By Sarah Elisabeth Sawyer (Choctaw Nation), Artist in Business Leadership Fellow 2015
Addison Karl (Chickasaw Nation, Choctaw Nation of Oklahoma) is a contemporary artist. His work manifests itself in drawing, painting, and sculpture in exhibitions, public art, lectures, and installation. His art projects have found their way to Hong Kong, Pakistan, Mexico, Malaysia, Japan, Israel, Russia, the United States, and Europe.
Support from Addison’s 2019 First Peoples Fund Artist in Business Leadership grant is helping him tell the Chickasaw story in a visual narrative. He resides in Bremerton, Washington.
Strength and beauty broke forth as Addison hammered away the ceramic shell surrounding his bronze sculpture of Mary Shackleford (Chickasaw Nation). Posed in traditional Chickasaw dress, Mary sat with folded hands, her expression one of calm determination. The sculpture of her had emerged from the fiery heat, enduring to the moment where it rested among the shattered pieces of ceramic, a symbol of perseverance, tenacity, and hope.
When Addison visited Oklahoma in 2017 for the Chickasaw Nation Annual Meeting and Festival, he captured the realness of people like Mary for his Heritage Preservation Sculptures project. From linguists and stomp dancers to storytellers and elders, he gathered reference material for his current focus of sculpture combined with heritage preservation. Addison is expanding his abilities as an artist to bronze sculpting, a strong material that represents the unconquerable spirit of the Chickasaw people.
Addison’s first attempts at 3D art were a learning process. He created a mold with plaster of Paris and sent it in the mail, only to have it arrive in crumbs. He needed to find something to withstand any journey.
“That’s where the bronze comes into play,” he says. “Thankfully, First Peoples Fund saw the benefit of this narrative in personal storytelling and using a material that has longevity to it. The cool aspect of this is, I’m learning so much throughout the process. Mary Shackleford is only my third sculpture in bronze. This is all brand new.”
Addison’s first translation into bronze was “Kamassa” (elder), an Oklahoma Chickasaw man whose quiet demeanor and tranquility shows in the gentle lines etched on his face.

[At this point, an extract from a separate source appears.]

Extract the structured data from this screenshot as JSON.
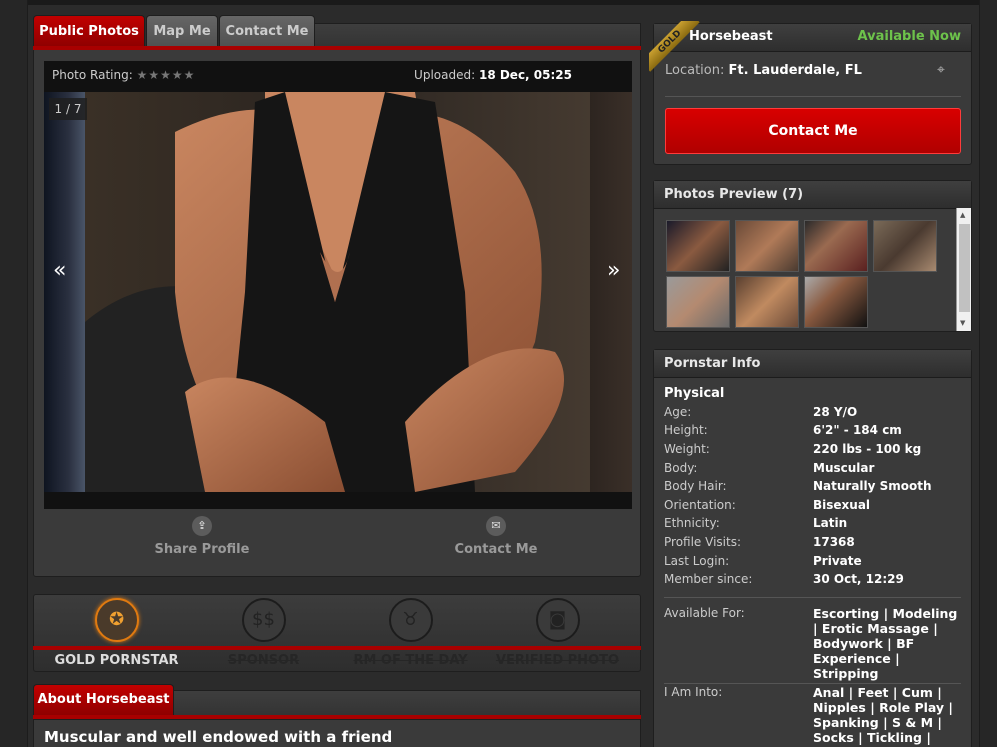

The statue was durable enough for the journey to Munich, where it was on display before Addison brought it back to the U.S. and into the home of a private collector.
Addison has traveled worldwide with his work as he attempts to expand viewers’ understanding of the context, structures, and surfaces that his art inhabits. He will continue to create pieces like Mary Shackleford that symbolize rising out of brokenness.
“As for many tribal members, creating is a means of honoring our ancestors and passing down cultural values from one generation to the next,” he says. “It’s an important factor in turning the past’s hardships and wounds into something beautiful.”